You have been controlled for too long

How old are your kids? Could you see leaving them if you needed to go?


----------



## grenville (Sep 21, 2011)

There's nothing wrong with you, what would mark you out as having problems would be if all of that didn't make you depressed. Do you have a friend, who is not of your husband's culture that you could talk to and maybe even go and live with for a while? My sister was in a similar situation to one you're describing for nearly 25 years before a close friend helped her escape by providing a spare room and emotional support.


----------



## thankfulone (Apr 9, 2012)

Toffer said:


> You have been controlled for too long
> 
> How old are your kids? Could you see leaving them if you needed to go?



Thanks Toffer, I am exhausted! He is not a horrible person, in fact he is well liked by many. I have just had to dim my shine and my desires so that he could keep his anger under control and keep his criticizing to a minimum (my cooking, cleaning etc. seem to not be good enough). The alternative-which is staying- is less scary but sooo sad to think about. I dream of a life that embraces who I am and where I come from. I am praying for strength to ask for this space that I so desperately need. And no, I can't imagine leaving the kids behind although the high schooler thinks he walks on water. I know that she needs to see her mother coming from a place of strength before our mother/daughter relationship could improve. Sigh....


----------



## thankfulone (Apr 9, 2012)

grenville said:


> There's nothing wrong with you, what would mark you out as having problems would be if all of that didn't make you depressed. Do you have a friend, who is not of your husband's culture that you could talk to and maybe even go and live with for a while? My sister was in a similar situation to one you're describing for nearly 25 years before a close friend helped her escape by providing a spare room and emotional support.


Thanks Grenville. Strange as it seems, i know that there is nothing wrong with me. I just thought that I would be hopping through the tulips with joy at the thought of leaving. Instead, I am scared, numb and walking around in a daze. I guess because it has been so many years of 'captivity'- ( I do accept my part in this marriage by the way) that like a caged animal whose gate has been finally opened, I can't seem to find the courage to get up and walk out. 

Legally, if I leave without the kids (and I could never do that anyway), the courts may see this as abandonment of the home and I could lose a whole lot if it went to a divorce.


----------



## Toffer (Jan 31, 2012)

Thankful,

You should speak with a lawyer ASAP and find out what your rights actually are.

Are you worried he would take your kids to his native country?


----------



## thankfulone (Apr 9, 2012)

Toffer said:


> Thankful,
> 
> You should speak with a lawyer ASAP and find out what your rights actually are.
> 
> Are you worried he would take your kids to his native country?

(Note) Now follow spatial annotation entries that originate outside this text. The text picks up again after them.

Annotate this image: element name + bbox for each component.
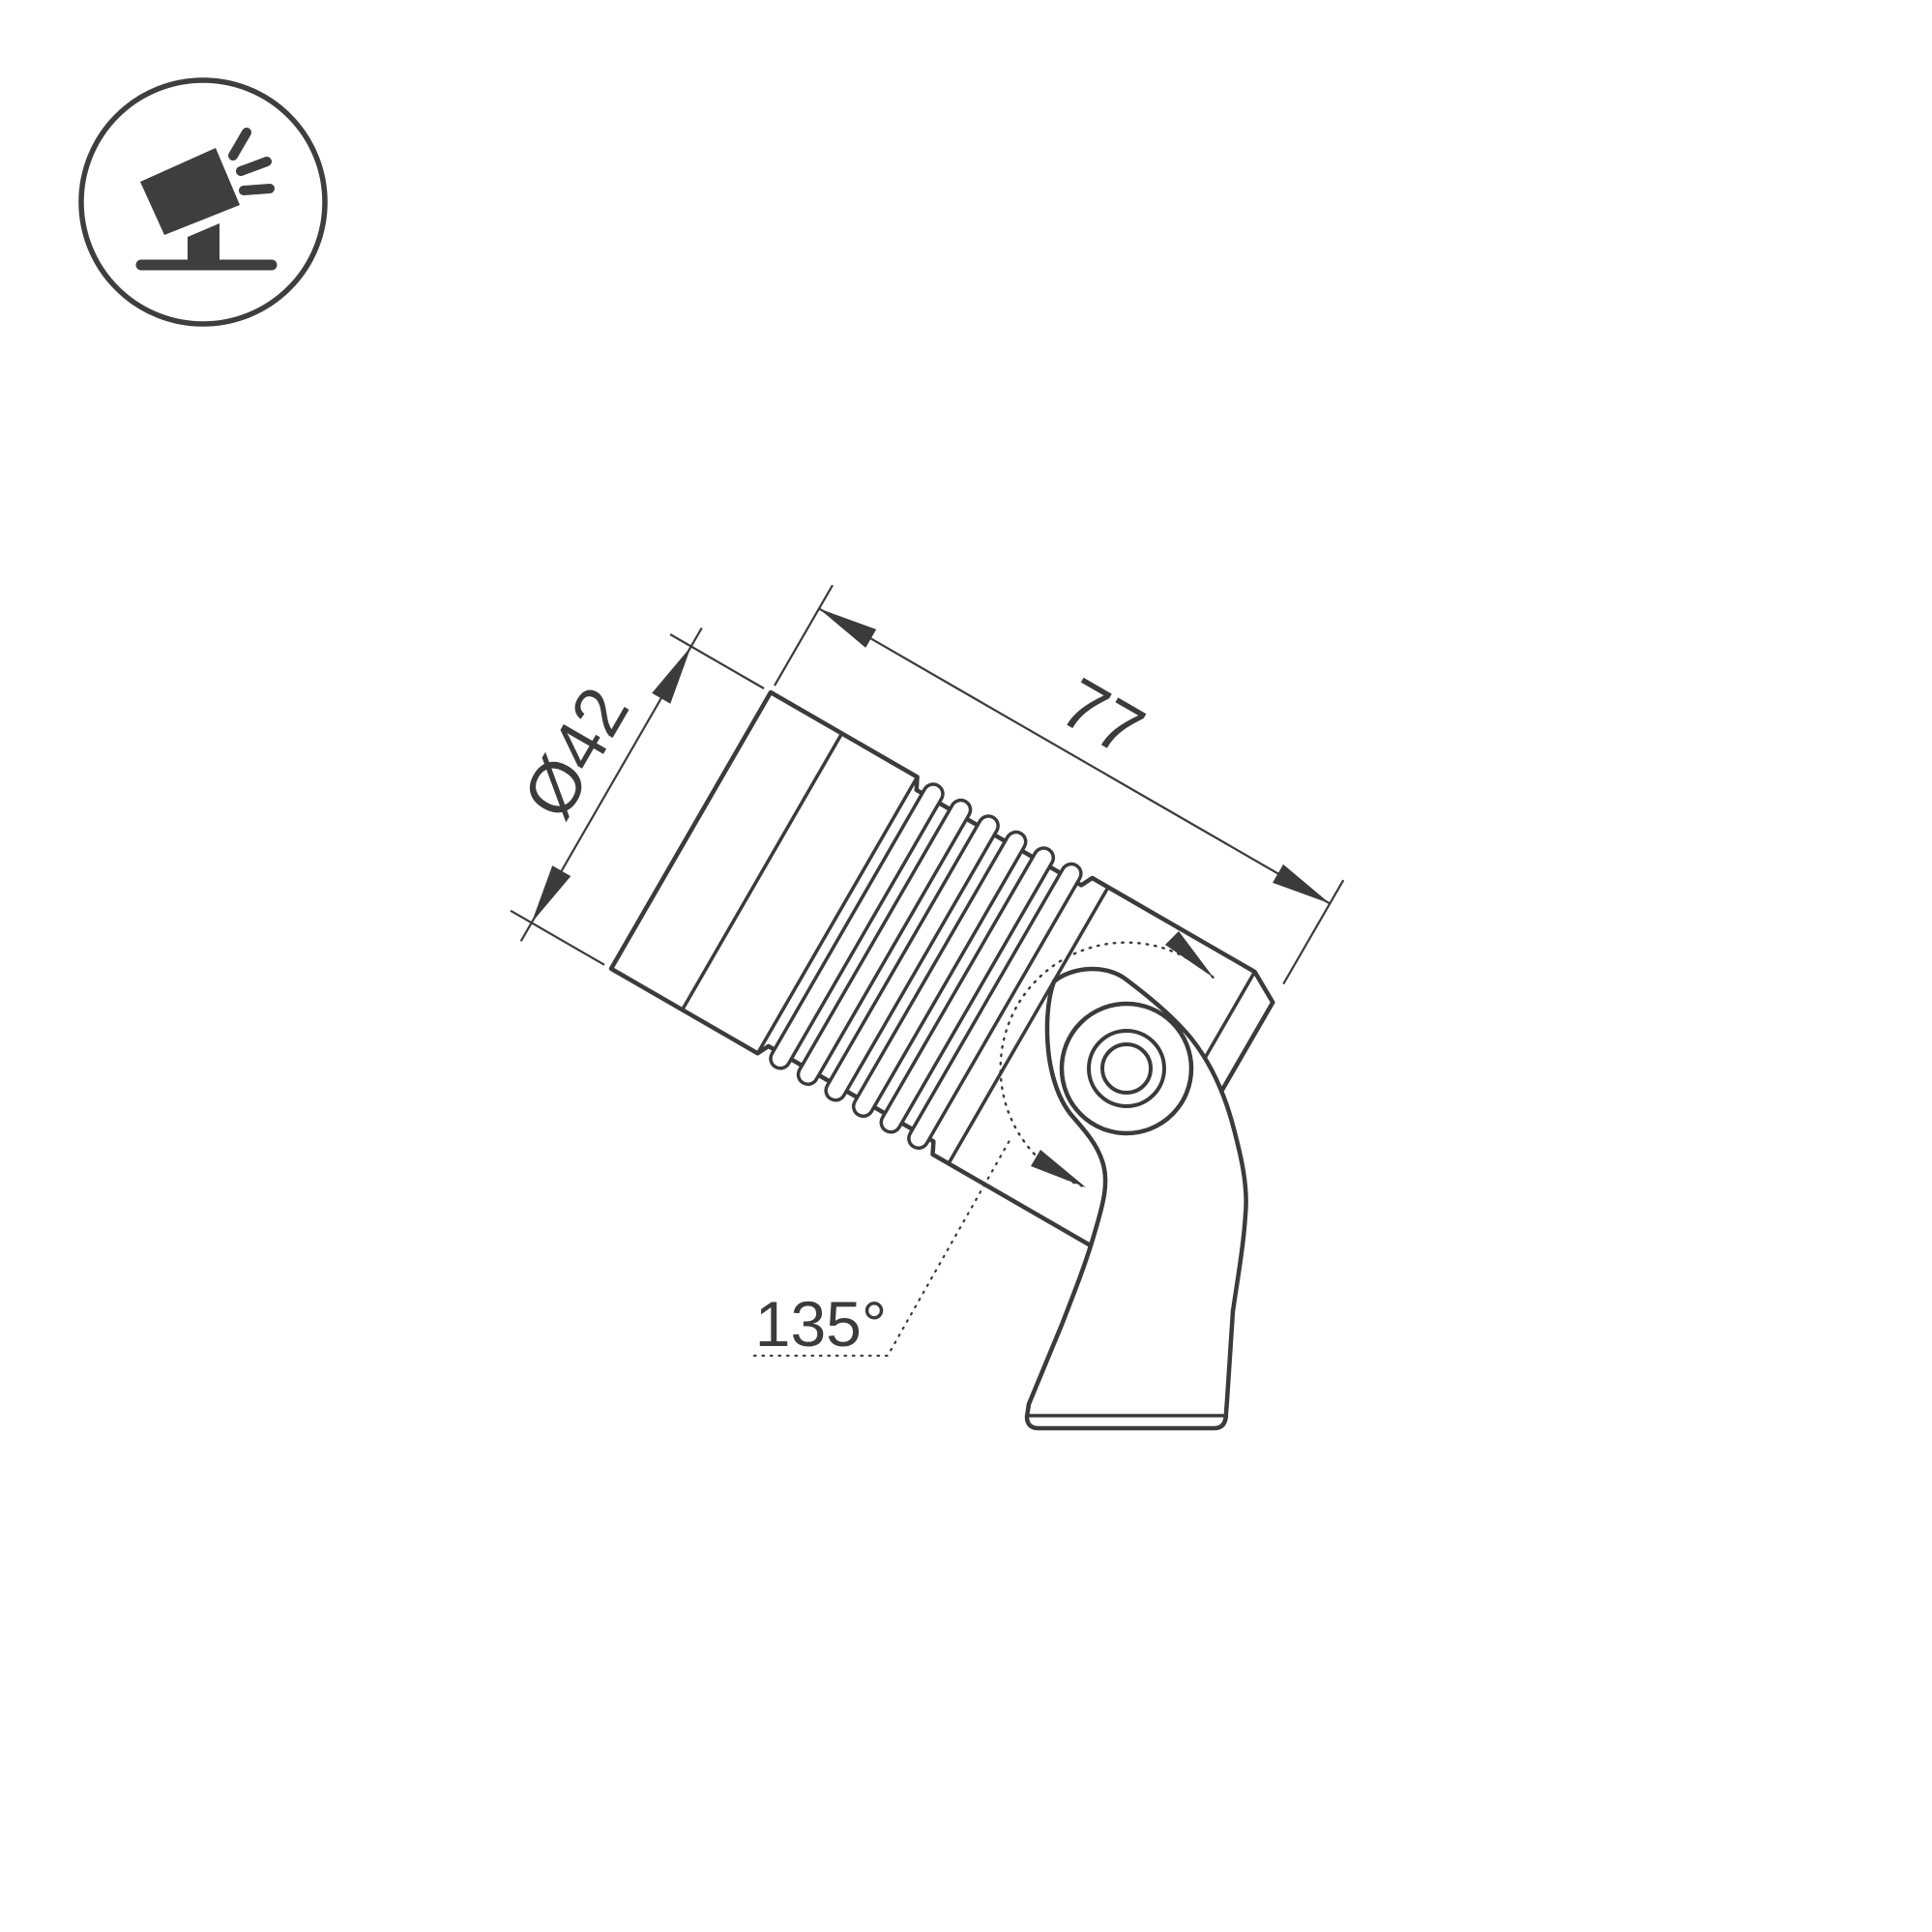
- extension-line: [511, 911, 604, 965]
- pivot-bolt-center: [1102, 1044, 1151, 1093]
- dimension-drawing: Ø42 77 135°: [0, 0, 1932, 1932]
- arrowhead-left: [814, 600, 877, 648]
- arrowhead-up: [652, 641, 700, 704]
- icon-light-rays: [233, 132, 270, 190]
- arrowhead-right: [1273, 864, 1335, 913]
- screenshot-canvas: Ø42 77 135°: [0, 0, 1932, 1932]
- tilted-spotlight-icon: [81, 80, 325, 324]
- length-label: 77: [1048, 662, 1157, 772]
- angle-label: 135°: [755, 1288, 888, 1360]
- arrowhead-down: [522, 865, 571, 928]
- diameter-label: Ø42: [507, 674, 644, 832]
- extension-line: [775, 585, 833, 686]
- icon-stand-stem: [188, 223, 220, 260]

He is a citizen now (thanks to me) and I don't see him leaving as he has very good job and career here.
(How would his family mooch off of him if he weren't here making the bucks anyway? lol!) So I don't see that as a problem. I just think that he may tell me to 'hit the road jack' if I'm the one with the issues and he may not move out of the house. 

A lawyer told me that separations are not recognized in our state but I still plan to get our responsibilities in writing just in case he does something behind my back while we are separated.
Wish me luck as I have "THE TALK" with him soon.


----------



## grenville (Sep 21, 2011)

thankfulone said:


> Thanks Grenville. Strange as it seems, i know that there is nothing wrong with me. I just thought that I would be hopping through the tulips with joy at the thought of leaving. Instead, I am scared, numb and walking around in a daze. I guess because it has been so many years of 'captivity'- ( I do accept my part in this marriage by the way) that like a caged animal whose gate has been finally opened, I can't seem to find the courage to get up and walk out.
> 
> Legally, if I leave without the kids (and I could never do that anyway), the courts may see this as abandonment of the home and I could lose a whole lot if it went to a divorce.


As Toffer says, talk to a lawyer before you do anything. 

You're scared because you're thinking of leaving everything that you've known for the last 20 years; again you'd be odd if you weren't scared by that. It took my sister a couple of years to rebuild herself after leaving but the transformation has been total. From having been trapped at home more or less for a quarter of a century she's resumed the career she abandoned when she met her husband, got herself a really nice boyfriend, resumed writing (something she also gave up), bought a great apartment in a cool part of town and generally got her life back. It's a shame it took her so long, but better late than never.


----------